Authors: Grinin, Leonid; Korotayev, Andrey
Almanac: Globalistics and Globalization StudiesGlobalization Studies and Evolutionary Trends

The twenty-first century can be called the era of globalization which will obviously fluctuate between high and low tides. It is also clear that the former globalization trend with the USA being its driver is fading away so there are needed new ‘fuel’ and constructive solutions. The crisis of the old world order and destructive processes involving the World System also become evident. But we know that natural historical processes usually proceed with destruction of the old and according to the principle to clear the way first (we have already pointed this fact, see Grinin 2017). Unfortunately, the formation of a new order also does not accord with any agreements or plans (which would exist if the rulers were wise) but unfolds just in the naturally and historically determined way, which brings destabilization and destruction (we have also written about this in our contribution to this yearbook: Grinin, Ilyin, Andreev 2016). At that, the main destructive actors are finally to become the main losers. All the above said is enough to prove the importance of the study of global processes. But still this is just a part of a scientific horizon.

We more and more acutely perceive global processes. Probably, the most debated and apparent is the global climate change. Also the close link between global processes in the World System and every society, in the human civilization and nature becomes more and more evident. And the global processes are clearly a part of the processes in our Universe and even in a wider macrocosm. So we become completely aware of the physical connection between the Earth and the cosmos while learning their riddles.

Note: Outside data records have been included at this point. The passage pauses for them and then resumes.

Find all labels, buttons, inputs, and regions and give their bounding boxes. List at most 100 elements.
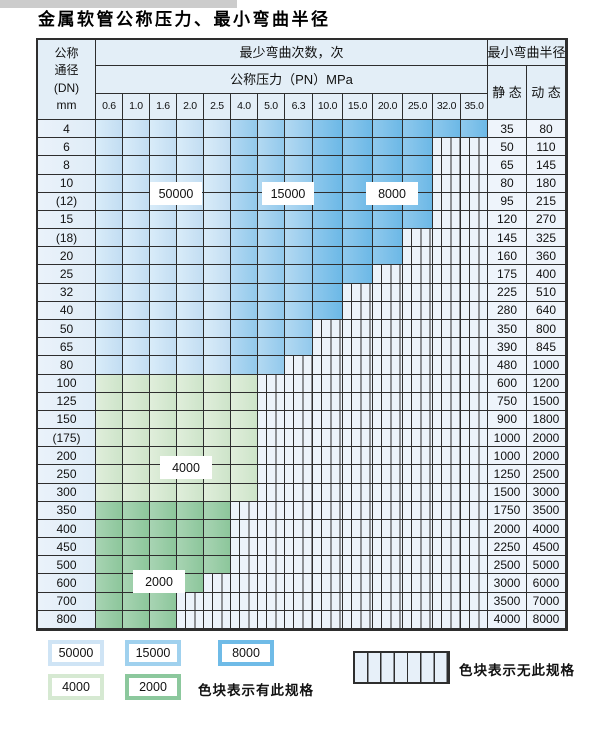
spec-cell xyxy=(96,138,123,157)
static-radius-cell: 280 xyxy=(488,301,527,320)
no-spec-cell xyxy=(373,519,403,539)
dn-header-line: mm xyxy=(56,97,77,112)
spec-cell xyxy=(204,501,231,520)
static-radius-cell: 145 xyxy=(488,229,527,248)
static-radius-cell: 3000 xyxy=(488,574,527,593)
spec-cell xyxy=(150,501,177,520)
no-spec-cell xyxy=(373,429,403,448)
no-spec-cell xyxy=(231,519,258,539)
dynamic-radius-cell: 1000 xyxy=(527,356,566,375)
nominal-pressure-header: 公称压力（PN）MPa xyxy=(96,66,488,94)
spec-cell xyxy=(313,301,343,320)
no-spec-cell xyxy=(258,519,285,539)
dn-cell: 800 xyxy=(38,610,96,629)
no-spec-cell xyxy=(313,319,343,339)
no-spec-cell xyxy=(433,283,461,302)
bend-count-label-50000: 50000 xyxy=(150,182,202,205)
spec-table: 公称 通径 (DN) mm 最少弯曲次数，次 最小弯曲半径 公称压力（PN）MP… xyxy=(36,38,568,631)
dn-cell: 150 xyxy=(38,410,96,430)
no-spec-cell xyxy=(313,338,343,357)
spec-cell xyxy=(373,229,403,248)
dynamic-radius-cell: 1200 xyxy=(527,374,566,393)
spec-cell xyxy=(150,319,177,339)
dynamic-radius-cell: 360 xyxy=(527,247,566,266)
dn-cell: 400 xyxy=(38,519,96,539)
spec-cell xyxy=(343,210,373,230)
spec-cell xyxy=(96,501,123,520)
spec-cell xyxy=(204,538,231,557)
no-spec-cell xyxy=(403,356,433,375)
spec-cell xyxy=(177,374,204,393)
spec-cell xyxy=(204,392,231,411)
legend-swatch-value: 50000 xyxy=(52,644,100,662)
spec-cell xyxy=(204,410,231,430)
no-spec-cell xyxy=(433,247,461,266)
dynamic-radius-cell: 1800 xyxy=(527,410,566,430)
no-spec-cell xyxy=(433,174,461,193)
spec-cell xyxy=(96,229,123,248)
static-radius-cell: 350 xyxy=(488,319,527,339)
spec-cell xyxy=(231,156,258,175)
no-spec-cell xyxy=(461,429,488,448)
no-spec-cell xyxy=(285,610,313,629)
dn-cell: 20 xyxy=(38,247,96,266)
spec-cell xyxy=(231,374,258,393)
spec-cell xyxy=(150,229,177,248)
no-spec-cell xyxy=(373,501,403,520)
dn-cell: 700 xyxy=(38,592,96,611)
spec-cell xyxy=(123,301,150,320)
no-spec-cell xyxy=(403,229,433,248)
spec-cell xyxy=(96,610,123,629)
spec-cell xyxy=(231,174,258,193)
no-spec-cell xyxy=(433,538,461,557)
spec-cell xyxy=(231,483,258,502)
static-radius-cell: 750 xyxy=(488,392,527,411)
no-spec-cell xyxy=(258,592,285,611)
dn-column-header: 公称 通径 (DN) mm xyxy=(38,40,96,120)
no-spec-cell xyxy=(343,592,373,611)
no-spec-cell xyxy=(204,574,231,593)
no-spec-cell xyxy=(461,356,488,375)
spec-cell xyxy=(177,138,204,157)
spec-cell xyxy=(96,519,123,539)
no-spec-cell xyxy=(285,592,313,611)
legend-swatch-15000: 15000 xyxy=(125,640,181,666)
spec-cell xyxy=(96,392,123,411)
dn-cell: 500 xyxy=(38,556,96,575)
spec-cell xyxy=(204,156,231,175)
spec-cell xyxy=(403,156,433,175)
no-spec-cell xyxy=(313,410,343,430)
spec-cell xyxy=(177,120,204,139)
dynamic-radius-cell: 2500 xyxy=(527,465,566,484)
dynamic-radius-cell: 1500 xyxy=(527,392,566,411)
spec-cell xyxy=(96,410,123,430)
spec-cell xyxy=(204,138,231,157)
spec-cell xyxy=(231,301,258,320)
no-spec-cell xyxy=(313,356,343,375)
no-spec-cell xyxy=(373,483,403,502)
dynamic-radius-cell: 270 xyxy=(527,210,566,230)
static-radius-cell: 1500 xyxy=(488,483,527,502)
dynamic-radius-cell: 2000 xyxy=(527,429,566,448)
spec-cell xyxy=(150,356,177,375)
spec-cell xyxy=(96,538,123,557)
dynamic-radius-cell: 845 xyxy=(527,338,566,357)
bend-count-label-4000: 4000 xyxy=(160,456,212,479)
no-spec-cell xyxy=(461,610,488,629)
spec-cell xyxy=(177,338,204,357)
spec-cell xyxy=(285,247,313,266)
spec-cell xyxy=(204,483,231,502)
no-spec-cell xyxy=(403,410,433,430)
dn-cell: 50 xyxy=(38,319,96,339)
no-spec-cell xyxy=(177,610,204,629)
spec-cell xyxy=(204,120,231,139)
spec-cell xyxy=(123,465,150,484)
spec-cell xyxy=(313,174,343,193)
spec-cell xyxy=(96,465,123,484)
static-radius-cell: 900 xyxy=(488,410,527,430)
no-spec-cell xyxy=(343,338,373,357)
no-spec-cell xyxy=(373,265,403,284)
bend-count-overlay-layer: 50000 15000 8000 4000 2000 xyxy=(36,38,568,631)
spec-cell xyxy=(177,319,204,339)
spec-cell xyxy=(150,519,177,539)
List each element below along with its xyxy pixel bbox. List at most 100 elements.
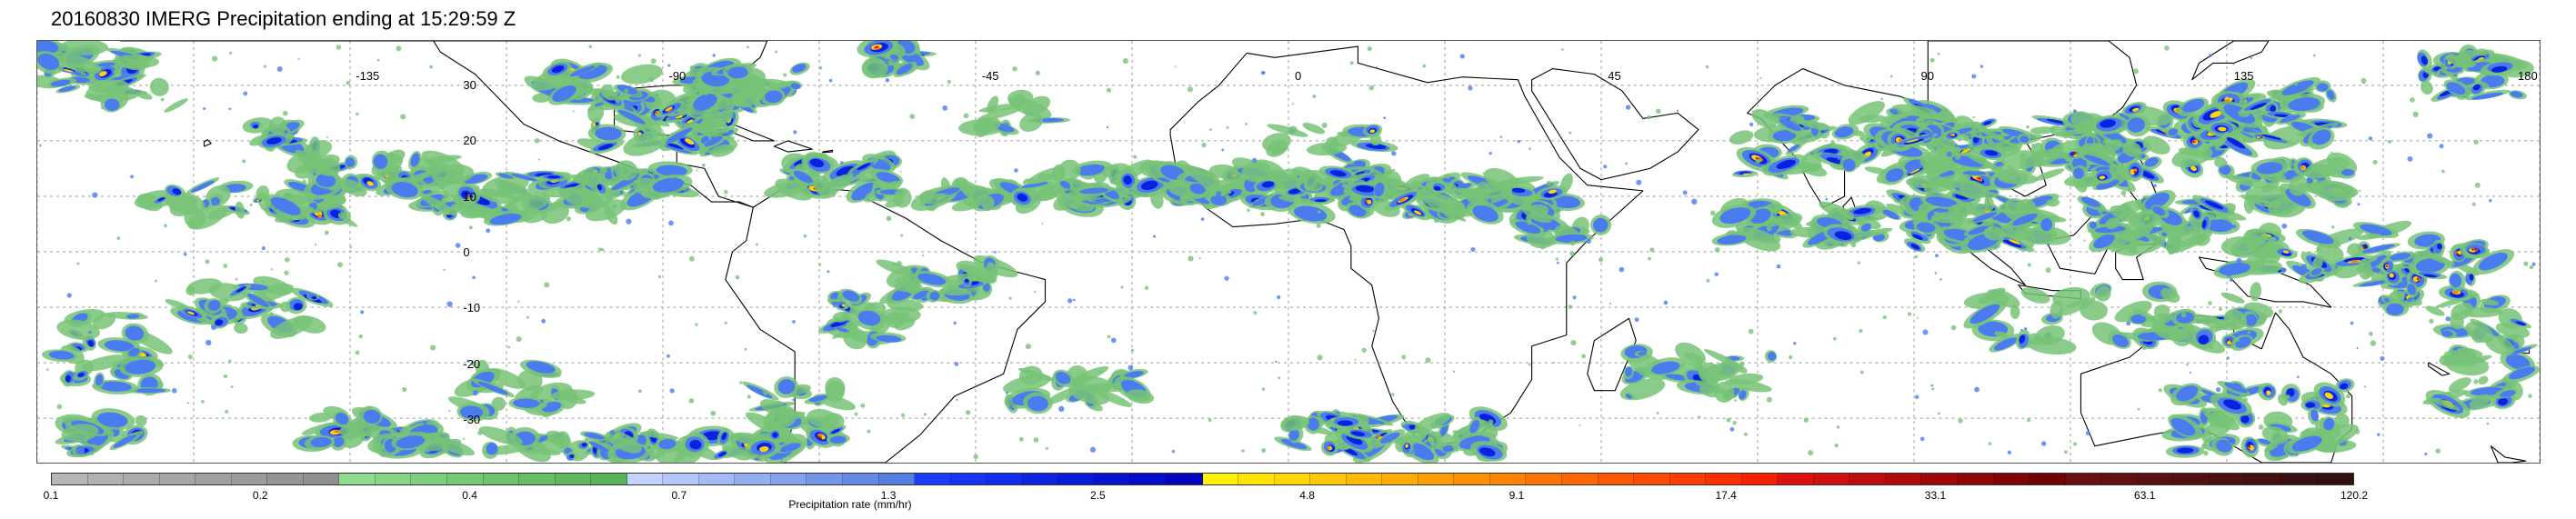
precip-speck	[2362, 82, 2365, 85]
precip-speck	[947, 79, 951, 85]
precip-cell	[972, 117, 1001, 134]
precip-speck	[775, 50, 778, 54]
precip-speck	[623, 435, 626, 439]
precip-speck	[1958, 418, 1963, 424]
precip-cell	[2202, 408, 2240, 431]
precip-cell-core	[2324, 392, 2333, 399]
precip-cell-core	[836, 326, 849, 333]
colorbar-segment	[807, 474, 844, 484]
precip-speck	[657, 94, 659, 96]
precip-speck	[76, 262, 80, 265]
precip-speck	[1316, 223, 1321, 228]
precip-cell-core	[87, 340, 95, 347]
precip-speck	[1445, 174, 1451, 179]
precip-speck	[2363, 385, 2367, 388]
precip-speck	[92, 192, 98, 198]
precip-cell-core	[841, 304, 846, 307]
precip-speck	[1482, 172, 1485, 175]
precip-cell-core	[2228, 339, 2231, 342]
precip-speck	[2120, 215, 2125, 220]
precip-speck	[2528, 394, 2532, 399]
precip-cell-core	[2362, 245, 2366, 248]
precip-cell	[606, 430, 642, 454]
colorbar-segment	[2030, 474, 2066, 484]
colorbar-segment	[1489, 474, 1527, 484]
precip-cell	[600, 84, 614, 98]
precip-cell	[906, 281, 919, 294]
precip-cell	[2440, 354, 2486, 363]
precip-cell	[570, 175, 591, 185]
precip-cell-core	[1779, 118, 1801, 132]
precip-cell-core	[2270, 424, 2291, 432]
precip-speck	[2229, 278, 2233, 283]
latitude-label: 30	[463, 78, 476, 93]
precip-speck	[1836, 425, 1840, 429]
precip-cell-core	[819, 437, 822, 440]
precip-speck	[2356, 346, 2359, 350]
precip-cell-core	[1551, 195, 1581, 209]
precip-speck	[657, 274, 662, 279]
precip-speck	[455, 243, 461, 248]
precip-speck	[892, 262, 897, 266]
precip-cell	[1729, 130, 1754, 145]
precip-speck	[1391, 393, 1395, 396]
precip-speck	[885, 78, 890, 83]
precip-speck	[1361, 347, 1367, 353]
precip-speck	[710, 410, 717, 416]
latitude-label: -20	[463, 356, 481, 371]
precip-speck	[225, 409, 229, 414]
precip-speck	[314, 243, 317, 246]
precip-cell	[2112, 225, 2153, 245]
precip-cell-core	[896, 63, 913, 75]
precip-cell-core	[1077, 164, 1106, 176]
precip-speck	[1793, 342, 1797, 345]
precip-speck	[1636, 179, 1642, 185]
precip-cell-core	[2259, 135, 2262, 138]
precip-cell-core	[99, 381, 132, 392]
precip-cell	[2122, 141, 2142, 157]
precip-speck	[2063, 450, 2068, 454]
precip-cell-core	[617, 109, 646, 125]
precip-speck	[1569, 251, 1575, 256]
precip-speck	[1625, 105, 1631, 110]
precip-speck	[1402, 424, 1406, 428]
precip-speck	[783, 73, 787, 77]
precip-cell-core	[172, 188, 182, 195]
precip-speck	[105, 440, 108, 444]
precip-cell	[876, 259, 916, 277]
precip-speck	[1488, 151, 1492, 155]
precip-cell	[1306, 142, 1348, 156]
precip-speck	[2171, 239, 2178, 245]
precip-speck	[2064, 165, 2069, 170]
precip-cell-core	[2094, 225, 2126, 234]
precip-speck	[1930, 384, 1933, 387]
precip-cell-core	[510, 173, 537, 182]
precip-speck	[1306, 126, 1308, 130]
precip-cell	[2028, 333, 2042, 345]
precip-speck	[1279, 149, 1282, 152]
precip-cell-core	[1772, 130, 1797, 142]
precip-speck	[2278, 309, 2283, 314]
precip-speck	[526, 315, 529, 319]
precip-speck	[1278, 376, 1281, 380]
precip-cell-core	[410, 153, 420, 167]
precip-speck	[1986, 294, 1991, 298]
precip-speck	[2372, 159, 2378, 165]
precip-speck	[1825, 197, 1829, 201]
precip-cell-core	[2176, 385, 2199, 402]
colorbar-segment	[698, 474, 736, 484]
longitude-label: 90	[1920, 69, 1934, 83]
precip-speck	[818, 263, 822, 266]
precip-cell	[451, 202, 496, 218]
precip-speck	[634, 89, 636, 93]
precip-speck	[696, 169, 698, 172]
precip-cell	[1027, 166, 1065, 185]
precip-speck	[1914, 394, 1919, 400]
precip-speck	[840, 161, 844, 165]
precip-speck	[1916, 316, 1919, 319]
precip-speck	[1251, 157, 1258, 164]
precip-cell-core	[2472, 84, 2481, 91]
precip-speck	[701, 163, 706, 167]
precip-cell	[2095, 285, 2111, 302]
precip-speck	[724, 189, 728, 195]
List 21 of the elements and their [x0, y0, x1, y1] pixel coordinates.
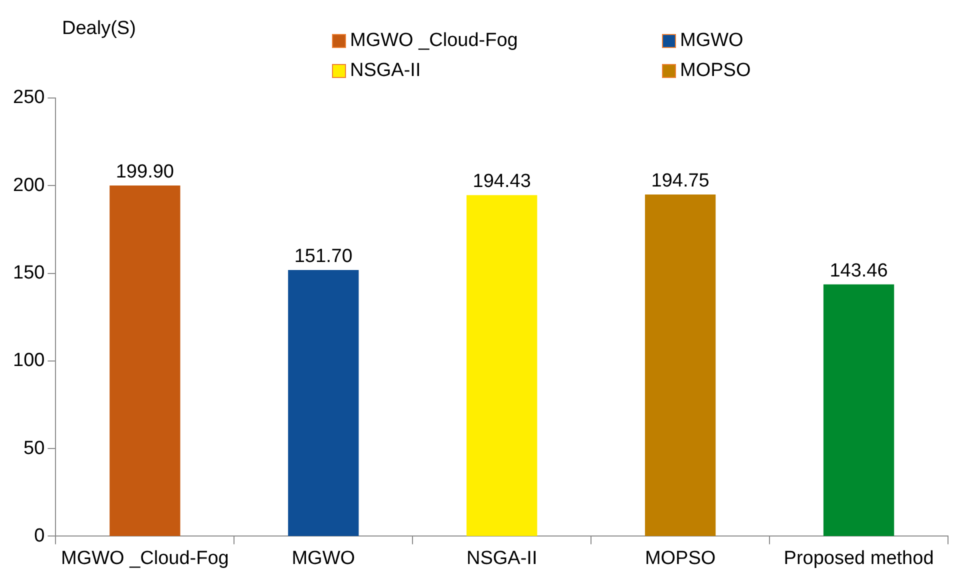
y-axis-title: Dealy(S) — [62, 18, 136, 40]
y-tick-label: 150 — [13, 262, 45, 284]
data-label: 194.75 — [651, 170, 710, 192]
legend-label: MOPSO — [680, 60, 751, 82]
data-label: 194.43 — [472, 171, 531, 192]
y-tick-label: 0 — [34, 525, 45, 546]
x-tick-label: NSGA-II — [466, 548, 538, 569]
x-tick-label: Proposed method — [784, 548, 934, 569]
y-tick-label: 100 — [13, 350, 45, 372]
data-label: 199.90 — [116, 162, 174, 183]
y-tick-label: 50 — [24, 438, 45, 459]
x-tick-label: MGWO — [292, 548, 356, 569]
legend-label: MGWO _Cloud-Fog — [350, 30, 518, 52]
y-tick-label: 200 — [13, 174, 45, 196]
x-tick-label: MGWO _Cloud-Fog — [60, 548, 229, 569]
data-label: 143.46 — [830, 260, 888, 282]
data-label: 151.70 — [294, 246, 352, 268]
legend-label: NSGA-II — [350, 60, 421, 82]
legend-label: MGWO — [680, 30, 744, 52]
y-tick-label: 250 — [13, 87, 45, 108]
x-tick-label: MOPSO — [644, 548, 716, 569]
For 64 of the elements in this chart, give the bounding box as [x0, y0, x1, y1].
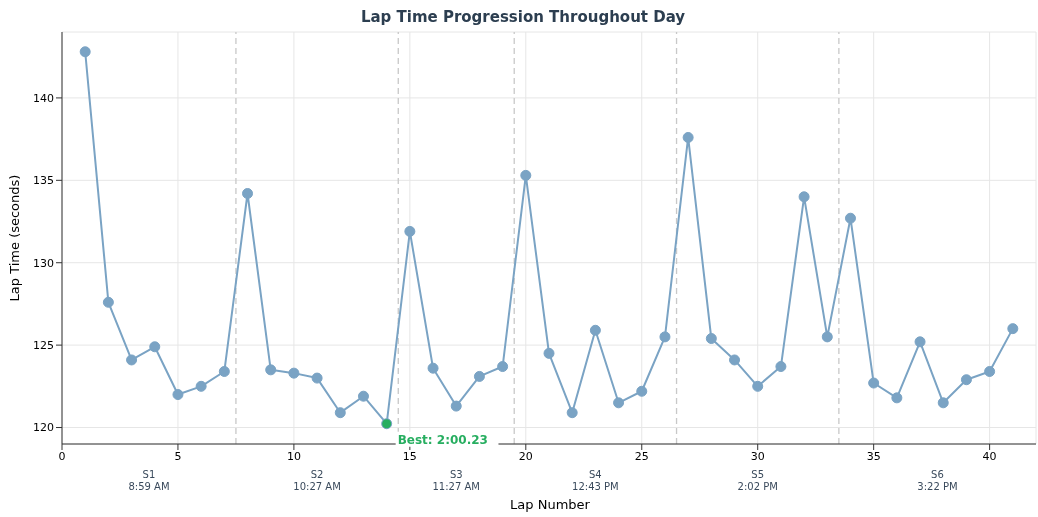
point	[149, 341, 161, 353]
x-tick-label: 40	[982, 449, 997, 463]
point	[473, 370, 485, 382]
x-tick-label: 35	[866, 449, 881, 463]
point	[705, 333, 717, 345]
point	[1007, 323, 1019, 335]
text: S5 2:02 PM	[737, 469, 778, 492]
point	[357, 390, 369, 402]
point	[659, 331, 671, 343]
point	[589, 324, 601, 336]
point	[566, 407, 578, 419]
point	[334, 407, 346, 419]
x-tick-label: 10	[286, 449, 301, 463]
text: S4 12:43 PM	[572, 469, 619, 492]
point	[984, 365, 996, 377]
x-tick-label: 0	[58, 449, 66, 463]
y-tick-label: 130	[33, 256, 54, 270]
point	[242, 188, 254, 199]
point	[844, 212, 856, 224]
x-tick-label: 15	[402, 449, 417, 463]
y-tick-label: 120	[33, 421, 54, 435]
annotation: Best: 2:00.23	[397, 432, 488, 447]
x-tick-label: 30	[750, 449, 765, 463]
point	[960, 374, 972, 386]
point	[937, 397, 949, 409]
point	[427, 362, 439, 374]
y-tick-label: 125	[33, 339, 54, 353]
x-tick-label: 20	[518, 449, 533, 463]
chart-title: Lap Time Progression Throughout Day	[359, 8, 687, 28]
point	[636, 385, 648, 397]
point	[868, 377, 880, 389]
point	[613, 397, 625, 409]
point	[682, 131, 694, 143]
point	[102, 296, 114, 308]
text: S6 3:22 PM	[917, 469, 958, 492]
point	[798, 191, 810, 203]
point	[404, 225, 416, 237]
point	[288, 367, 300, 379]
point	[752, 380, 764, 392]
point	[520, 169, 532, 181]
point	[311, 372, 323, 384]
point	[265, 364, 277, 376]
point	[775, 361, 787, 373]
text: S3 11:27 AM	[432, 469, 480, 492]
point	[126, 354, 138, 366]
x-tick-label: 5	[174, 449, 182, 463]
y-tick-label: 140	[33, 91, 54, 105]
point	[195, 380, 207, 392]
point	[79, 46, 91, 58]
point	[450, 400, 462, 412]
y-axis-title: Lap Time (seconds)	[6, 174, 22, 302]
point	[172, 389, 184, 401]
text: S2 10:27 AM	[293, 469, 341, 492]
point	[914, 336, 926, 348]
point	[891, 392, 903, 404]
point	[729, 354, 741, 366]
point	[497, 361, 509, 373]
point	[218, 365, 230, 377]
x-axis-title: Lap Number	[509, 497, 591, 512]
point	[821, 331, 833, 343]
x-tick-label: 25	[634, 449, 649, 463]
y-tick-label: 135	[33, 174, 54, 188]
point	[543, 347, 555, 359]
text: S1 8:59 AM	[128, 469, 170, 492]
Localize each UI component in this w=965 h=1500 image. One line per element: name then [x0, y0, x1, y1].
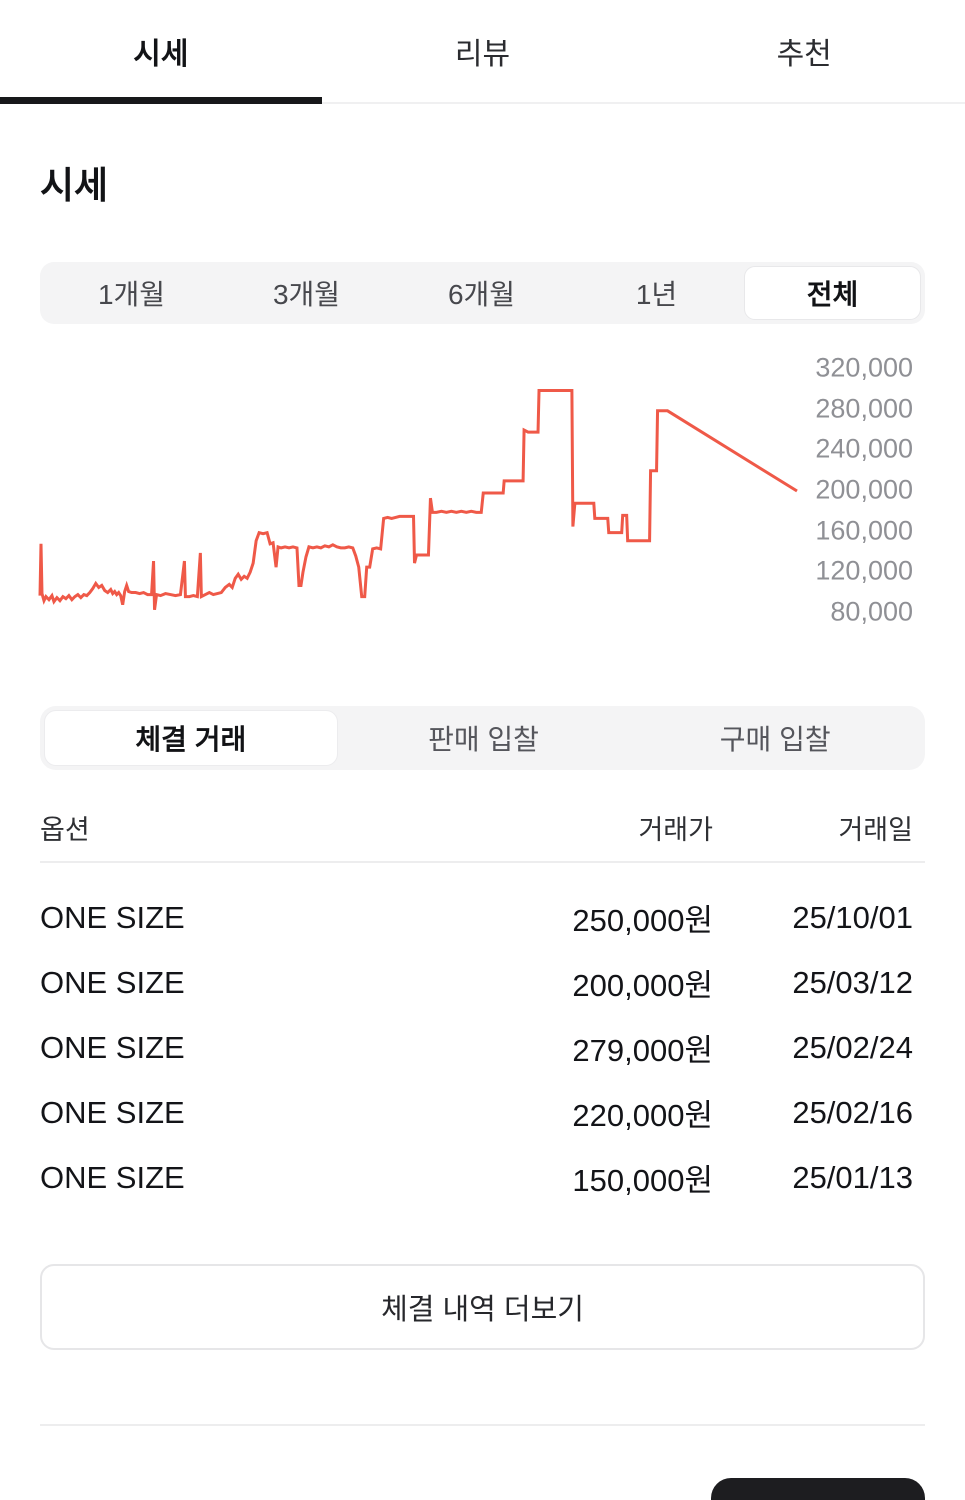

Thus, global processes imperatively make us think broadly and cover megaevolution and contemporary political processes. The present volume contributes to this approach. This is already the seventh issue of the yearbook Globalistics and Globalization Studies touching a broad range of subjects within Global Studies and subtitled Globalization Studies and Evolutionary Trends. The volume has a traditional structure and consists of four parts. Part I. Big History and Global Evolution comprises four articles considering the fundamental subjects concerned with Big History. Seven contributions to Part II. Historical Globalistics are devoted to historical trends sometimes covering whole millennia. So they are written in the style and discourse of Globalistics and global Historical Sociology. In Part III. Evolutionary Trends there are only four articles but which give very interesting evolutionary surveys showing the development of a phenomenon from origin to the present. Finally, the last Part IV. The World Today and Tomorrow is devoted to the analysis of current processes within the World System and give an insight into the future.